Wie übersetzen wir Kundenwünsche in ein klares Styling-Ziel, ohne uns zu verzetteln? Wir starten mit drei Eckdaten: Raumfunktion, bevorzugte Farbwelt und gewünschte Stimmung (ruhig, lebendig, natürlich). Daraus leiten wir eine einfache Prioritätenliste ab: erst große Flächen, dann Textilien, zuletzt Akzente.
Wie bauen wir in der Ausstellung ein schnelles Raumgerüst, das sich leicht variieren lässt? Wir definieren Ankerstücke pro Zone, zum Beispiel Sofa/Sideboard im Wohnzimmer oder Tisch/Leuchte im Essbereich. Danach legen wir eine wiederholbare Regel fest: maximal drei Materialien und zwei Metalltöne pro Setting. So bleibt das Bild konsistent, auch wenn wir Produkte austauschen.
Wie platzieren wir Teppiche so, dass der Raum sofort geordnet wirkt? Im Wohnzimmer lassen wir die Vorderfüße von Sofa und Sesseln auf dem Teppich stehen, damit eine zusammenhängende Fläche entsteht. Im Esszimmer wählen wir ein Format, das Stühle auch im ausgezogenen Zustand noch auf dem Teppich hält. Wir zeigen im Laden zwei Größenvarianten nebeneinander, damit Kundinnen und Kunden den Unterschied direkt sehen.
Wie stylen wir kleine Räume, ohne dass es vollgestellt wirkt? Wir arbeiten mit wenigen, aber klaren Silhouetten und nutzen Höhe statt Fläche, etwa durch schmale Regale oder Wandhaken. Deko bündeln wir in Gruppen von drei bis fünf Teilen, statt Einzelstücke zu verteilen. Für mehr Luft lassen wir bewusst freie Zonen, die als visuelle Pausen funktionieren.
Wie setzen wir Spiegel ein, damit sie mehr Raumgefühl erzeugen statt nur zu dekorieren? Wir positionieren Spiegel so, dass sie Lichtquellen oder helle Flächen reflektieren, nicht Unordnung. In schmalen Fluren hängen wir sie auf Augenhöhe und kombinieren eine schlanke Konsole, um den Bereich zu definieren. Im Verkaufsgespräch nennen wir eine Faustregel: lieber ein größerer Spiegel als mehrere kleine, wenn Weite das Ziel ist.
Wie planen wir eine Galeriewand mit Bilderrahmen, die sich im Sortiment flexibel bestücken lässt? Wir legen zuerst ein Raster fest (Kante oben ausrichten oder mittige Achse), dann testen wir die Anordnung auf dem Boden mit Papier-Schablonen. Rahmenfarben begrenzen wir auf zwei Familien, z. B. Holz natur und Schwarz, um Wechselprodukte integrieren zu können. Als Abschluss setzen wir ein „Key-Motiv“ in der Mitte, das die Wand zusammenhält.
Wie gelingt Esszimmer-Tischdekoration, die alltagstauglich bleibt und trotzdem nach Saison aussieht? Wir arbeiten mit einem flachen Mittelstück, das Sichtlinien nicht blockiert, und setzen Höhe nur über zwei schlanke Elemente wie Kerzenhalter. Dann kommt Textur: Tischläufer oder Platzsets als ruhige Basis, darüber ein Akzentmaterial wie Glas oder Keramik. Für den Laden bauen wir eine Variante für „Alltag“ und eine für „Gäste“, beide mit denselben Grundteilen.

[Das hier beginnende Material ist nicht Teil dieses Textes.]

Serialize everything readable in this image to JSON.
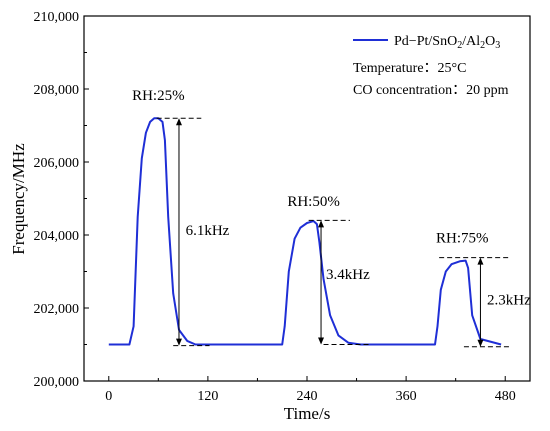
{
  "chart_data": {
    "type": "line",
    "xlabel": "Time/s",
    "ylabel": "Frequency/MHz",
    "xlim": [
      -30,
      510
    ],
    "ylim": [
      200000,
      210000
    ],
    "xticks": [
      0,
      120,
      240,
      360,
      480
    ],
    "xtick_labels": [
      "0",
      "120",
      "240",
      "360",
      "480"
    ],
    "yticks": [
      200000,
      202000,
      204000,
      206000,
      208000,
      210000
    ],
    "ytick_labels": [
      "200,000",
      "202,000",
      "204,000",
      "206,000",
      "208,000",
      "210,000"
    ],
    "grid": false,
    "legend_position": "top-right",
    "color": "#1f2fd6",
    "series": [
      {
        "name": "Pd−Pt/SnO₂/Al₂O₃",
        "x": [
          0,
          25,
          30,
          35,
          40,
          45,
          50,
          55,
          60,
          65,
          68,
          72,
          78,
          85,
          95,
          105,
          120,
          185,
          210,
          213,
          218,
          225,
          232,
          240,
          248,
          252,
          255,
          260,
          268,
          278,
          290,
          305,
          370,
          395,
          398,
          402,
          408,
          415,
          425,
          432,
          435,
          440,
          450,
          475
        ],
        "y": [
          201000,
          201000,
          201500,
          204500,
          206100,
          206800,
          207100,
          207200,
          207200,
          207100,
          206600,
          204500,
          202400,
          201400,
          201100,
          201000,
          201000,
          201000,
          201000,
          201500,
          203000,
          203900,
          204200,
          204330,
          204380,
          204300,
          203800,
          202800,
          201800,
          201250,
          201050,
          201000,
          201000,
          201000,
          201500,
          202500,
          203000,
          203200,
          203280,
          203300,
          203100,
          201800,
          201150,
          201000
        ]
      }
    ],
    "annotations": [
      {
        "label": "RH:25%",
        "delta": "6.1kHz"
      },
      {
        "label": "RH:50%",
        "delta": "3.4kHz"
      },
      {
        "label": "RH:75%",
        "delta": "2.3kHz"
      }
    ],
    "notes": [
      "Temperature：25°C",
      "CO concentration：20 ppm"
    ]
  }
}
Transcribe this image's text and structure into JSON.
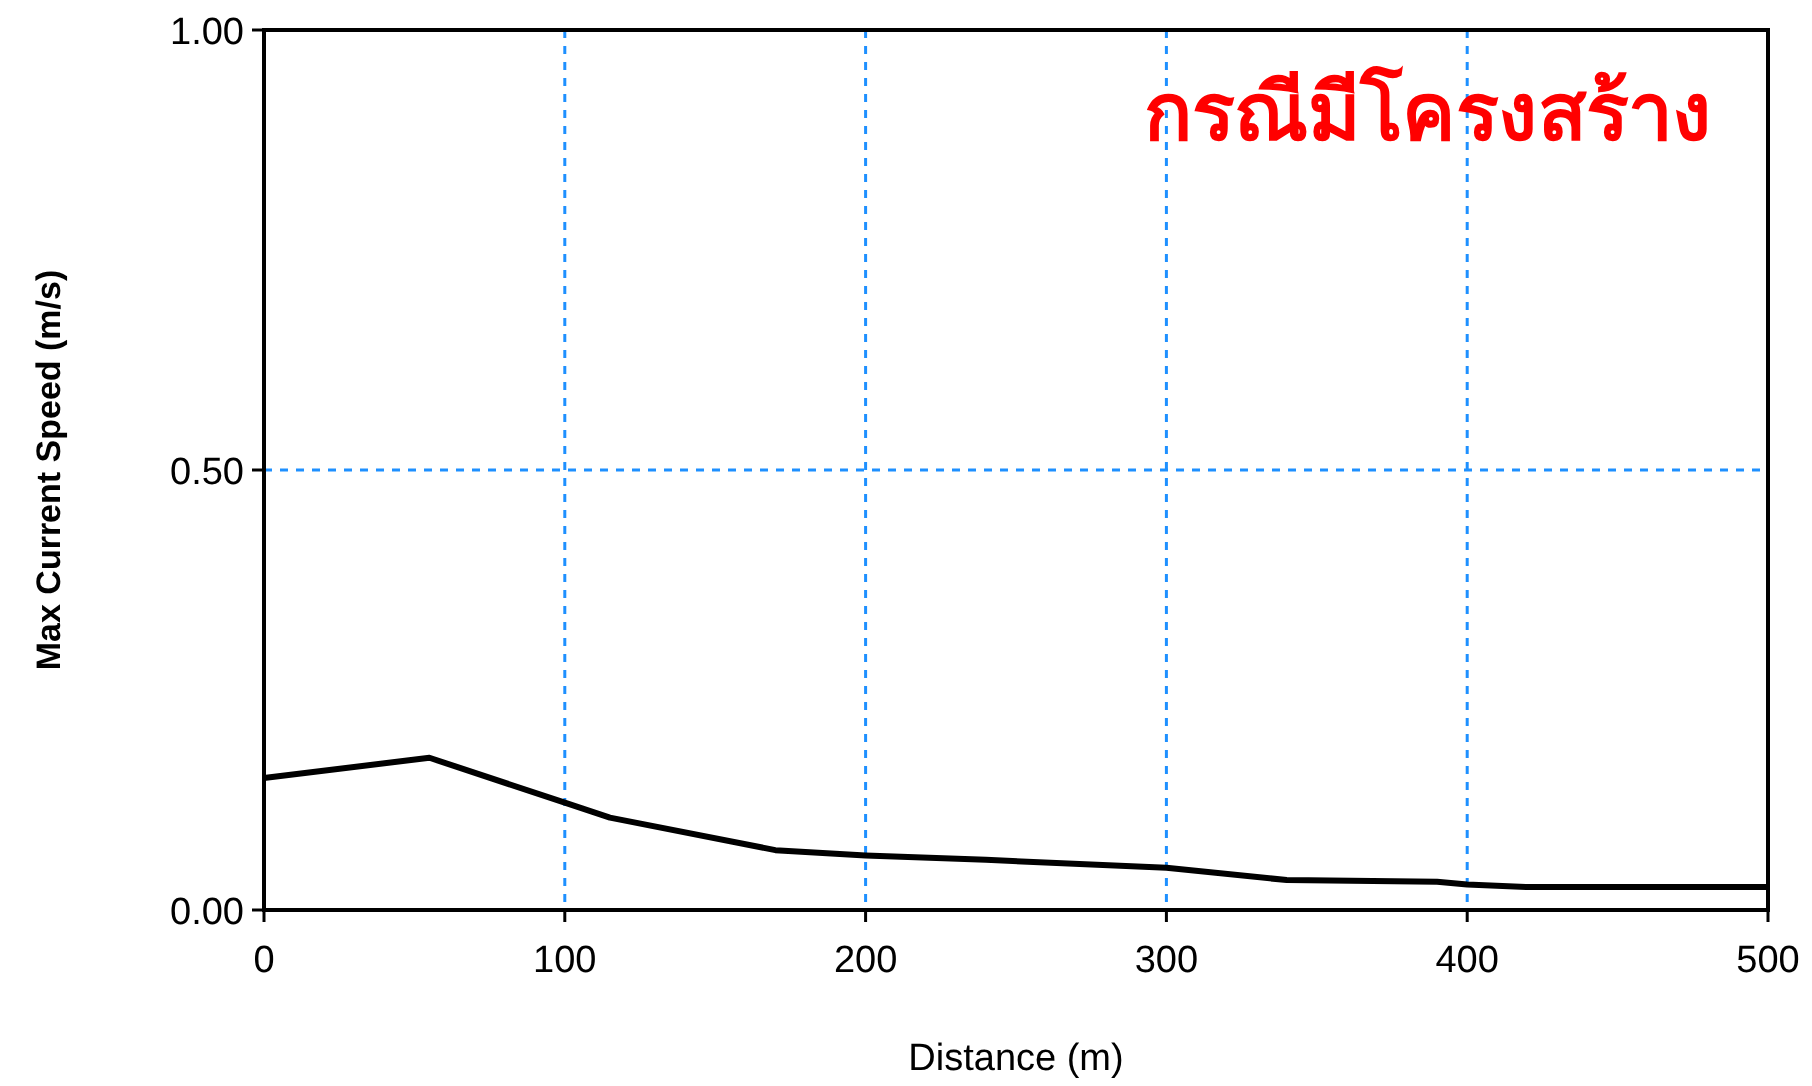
{
  "chart_data": {
    "type": "line",
    "xlabel": "Distance (m)",
    "ylabel": "Max Current Speed (m/s)",
    "annotations": [
      "กรณีมีโครงสร้าง"
    ],
    "x": [
      0,
      55,
      100,
      115,
      170,
      200,
      240,
      300,
      340,
      390,
      400,
      420,
      500
    ],
    "series": [
      {
        "color": "#000000",
        "values": [
          0.15,
          0.173,
          0.122,
          0.105,
          0.068,
          0.062,
          0.057,
          0.048,
          0.034,
          0.032,
          0.029,
          0.026,
          0.026
        ]
      }
    ],
    "xlim": [
      0,
      500
    ],
    "ylim": [
      0,
      1
    ],
    "xticks": [
      0,
      100,
      200,
      300,
      400,
      500
    ],
    "yticks": [
      {
        "value": 0,
        "label": "0.00"
      },
      {
        "value": 0.5,
        "label": "0.50"
      },
      {
        "value": 1,
        "label": "1.00"
      }
    ],
    "grid": true
  }
}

Wie verwenden wir Kerzen und Teelichthalter, ohne dass es zufällig oder überladen wirkt? Wir gruppieren nach Material oder Form und variieren die Höhe in klaren Stufen, z. B. niedrig-mittel-hoch. Farben bleiben in einer Palette, damit das warme Licht nicht mit zu vielen Tönen konkurriert. In der Präsentation ergänzen wir Streichholzdose oder Tablett als ordnendes Element, damit das Ensemble wie ein Produktset wirkt.

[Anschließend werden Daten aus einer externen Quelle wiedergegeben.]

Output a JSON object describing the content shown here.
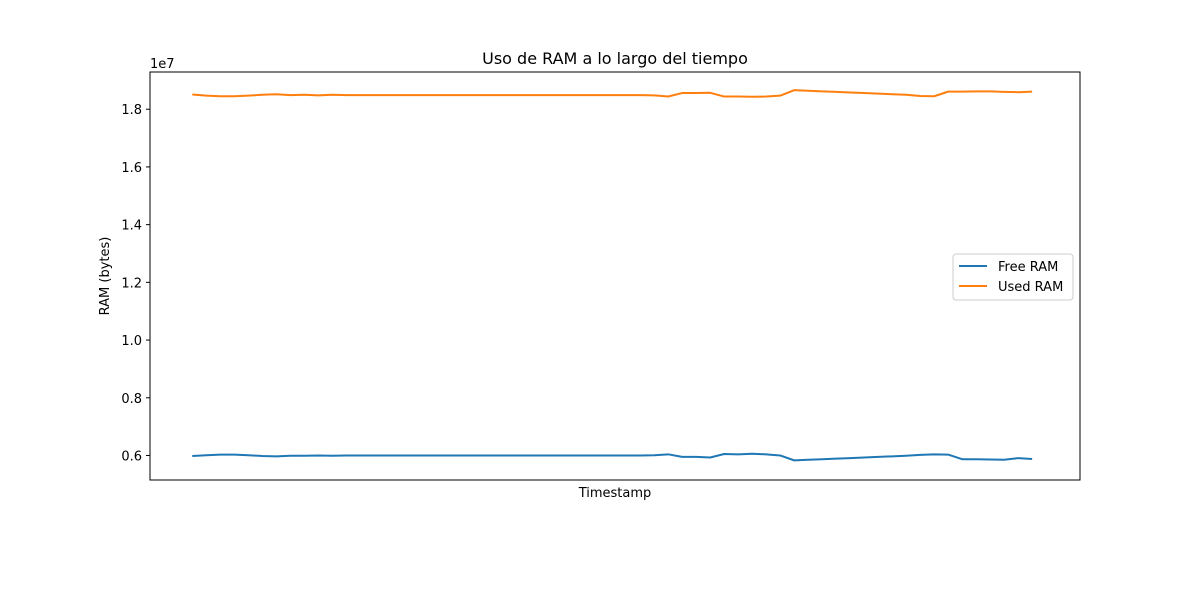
{
  "chart_data": {
    "type": "line",
    "title": "Uso de RAM a lo largo del tiempo",
    "xlabel": "Timestamp",
    "ylabel": "RAM (bytes)",
    "y_offset_label": "1e7",
    "ylim": [
      5150000,
      19290000
    ],
    "xlim": [
      -3.02,
      63.42
    ],
    "y_ticks": [
      6000000,
      8000000,
      10000000,
      12000000,
      14000000,
      16000000,
      18000000
    ],
    "y_tick_labels": [
      "0.6",
      "0.8",
      "1.0",
      "1.2",
      "1.4",
      "1.6",
      "1.8"
    ],
    "grid": false,
    "legend_position": "center-right",
    "x": [
      0,
      1,
      2,
      3,
      4,
      5,
      6,
      7,
      8,
      9,
      10,
      11,
      12,
      13,
      14,
      15,
      16,
      17,
      18,
      19,
      20,
      21,
      22,
      23,
      24,
      25,
      26,
      27,
      28,
      29,
      30,
      31,
      32,
      33,
      34,
      35,
      36,
      37,
      38,
      39,
      40,
      41,
      42,
      43,
      44,
      45,
      46,
      47,
      48,
      49,
      50,
      51,
      52,
      53,
      54,
      55,
      56,
      57,
      58,
      59,
      60
    ],
    "series": [
      {
        "name": "Free RAM",
        "color": "#1f77b4",
        "values": [
          5980000,
          6010000,
          6030000,
          6030000,
          6010000,
          5980000,
          5970000,
          5990000,
          5990000,
          6000000,
          5990000,
          6000000,
          6000000,
          6000000,
          6000000,
          6000000,
          6000000,
          6000000,
          6000000,
          6000000,
          6000000,
          6000000,
          6000000,
          6000000,
          6000000,
          6000000,
          6000000,
          6000000,
          6000000,
          6000000,
          6000000,
          6000000,
          6000000,
          6010000,
          6040000,
          5950000,
          5950000,
          5930000,
          6050000,
          6040000,
          6060000,
          6040000,
          6000000,
          5830000,
          5850000,
          5870000,
          5890000,
          5910000,
          5930000,
          5950000,
          5970000,
          5990000,
          6020000,
          6040000,
          6030000,
          5870000,
          5870000,
          5860000,
          5850000,
          5910000,
          5880000
        ]
      },
      {
        "name": "Used RAM",
        "color": "#ff7f0e",
        "values": [
          18510000,
          18470000,
          18450000,
          18450000,
          18470000,
          18500000,
          18520000,
          18490000,
          18500000,
          18480000,
          18500000,
          18490000,
          18490000,
          18490000,
          18490000,
          18490000,
          18490000,
          18490000,
          18490000,
          18490000,
          18490000,
          18490000,
          18490000,
          18490000,
          18490000,
          18490000,
          18490000,
          18490000,
          18490000,
          18490000,
          18490000,
          18490000,
          18490000,
          18480000,
          18440000,
          18560000,
          18560000,
          18570000,
          18440000,
          18440000,
          18430000,
          18440000,
          18470000,
          18660000,
          18640000,
          18620000,
          18600000,
          18580000,
          18560000,
          18540000,
          18520000,
          18500000,
          18460000,
          18450000,
          18610000,
          18610000,
          18620000,
          18620000,
          18600000,
          18590000,
          18610000
        ]
      }
    ]
  }
}
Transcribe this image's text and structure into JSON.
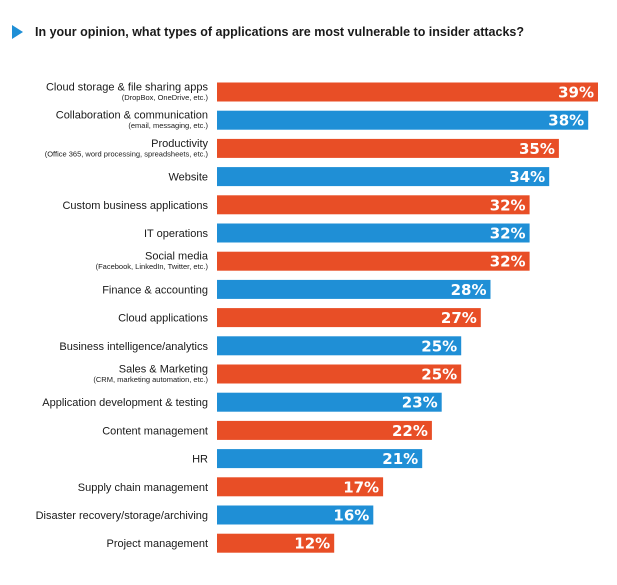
{
  "title": "In your opinion, what types of applications are most vulnerable to insider attacks?",
  "colors": {
    "orange": "#e84e26",
    "blue": "#1f8fd6",
    "title_arrow": "#1f8fd6"
  },
  "icons": {
    "title_marker": "play-triangle-icon"
  },
  "chart_data": {
    "type": "bar",
    "orientation": "horizontal",
    "unit": "%",
    "xlim": [
      0,
      39
    ],
    "grid": false,
    "legend": "none",
    "categories": [
      {
        "label": "Cloud storage & file sharing apps",
        "sub": "(DropBox, OneDrive, etc.)",
        "value": 39,
        "display": "39%",
        "color": "orange"
      },
      {
        "label": "Collaboration & communication",
        "sub": "(email, messaging, etc.)",
        "value": 38,
        "display": "38%",
        "color": "blue"
      },
      {
        "label": "Productivity",
        "sub": "(Office 365, word processing, spreadsheets, etc.)",
        "value": 35,
        "display": "35%",
        "color": "orange"
      },
      {
        "label": "Website",
        "sub": "",
        "value": 34,
        "display": "34%",
        "color": "blue"
      },
      {
        "label": "Custom business applications",
        "sub": "",
        "value": 32,
        "display": "32%",
        "color": "orange"
      },
      {
        "label": "IT operations",
        "sub": "",
        "value": 32,
        "display": "32%",
        "color": "blue"
      },
      {
        "label": "Social media",
        "sub": "(Facebook, LinkedIn, Twitter, etc.)",
        "value": 32,
        "display": "32%",
        "color": "orange"
      },
      {
        "label": "Finance & accounting",
        "sub": "",
        "value": 28,
        "display": "28%",
        "color": "blue"
      },
      {
        "label": "Cloud applications",
        "sub": "",
        "value": 27,
        "display": "27%",
        "color": "orange"
      },
      {
        "label": "Business intelligence/analytics",
        "sub": "",
        "value": 25,
        "display": "25%",
        "color": "blue"
      },
      {
        "label": "Sales & Marketing",
        "sub": "(CRM, marketing automation, etc.)",
        "value": 25,
        "display": "25%",
        "color": "orange"
      },
      {
        "label": "Application development & testing",
        "sub": "",
        "value": 23,
        "display": "23%",
        "color": "blue"
      },
      {
        "label": "Content management",
        "sub": "",
        "value": 22,
        "display": "22%",
        "color": "orange"
      },
      {
        "label": "HR",
        "sub": "",
        "value": 21,
        "display": "21%",
        "color": "blue"
      },
      {
        "label": "Supply chain management",
        "sub": "",
        "value": 17,
        "display": "17%",
        "color": "orange"
      },
      {
        "label": "Disaster recovery/storage/archiving",
        "sub": "",
        "value": 16,
        "display": "16%",
        "color": "blue"
      },
      {
        "label": "Project management",
        "sub": "",
        "value": 12,
        "display": "12%",
        "color": "orange"
      }
    ]
  }
}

Wie kommunizieren wir skandinavische Wohnaccessoires als Stilrichtung, ohne dass alles gleich aussieht? Wir zeigen die typischen Prinzipien: helle Grundtöne, matte Oberflächen, klare Linien und wenige, hochwertige Akzente. Damit es nicht steril wird, fügen wir ein organisches Element hinzu, etwa Holz, Leinen oder eine strukturierte Vase. Im Gespräch fragen wir gezielt nach dem gewünschten Wärmegrad und passen Textilien und Holzton entsprechend an.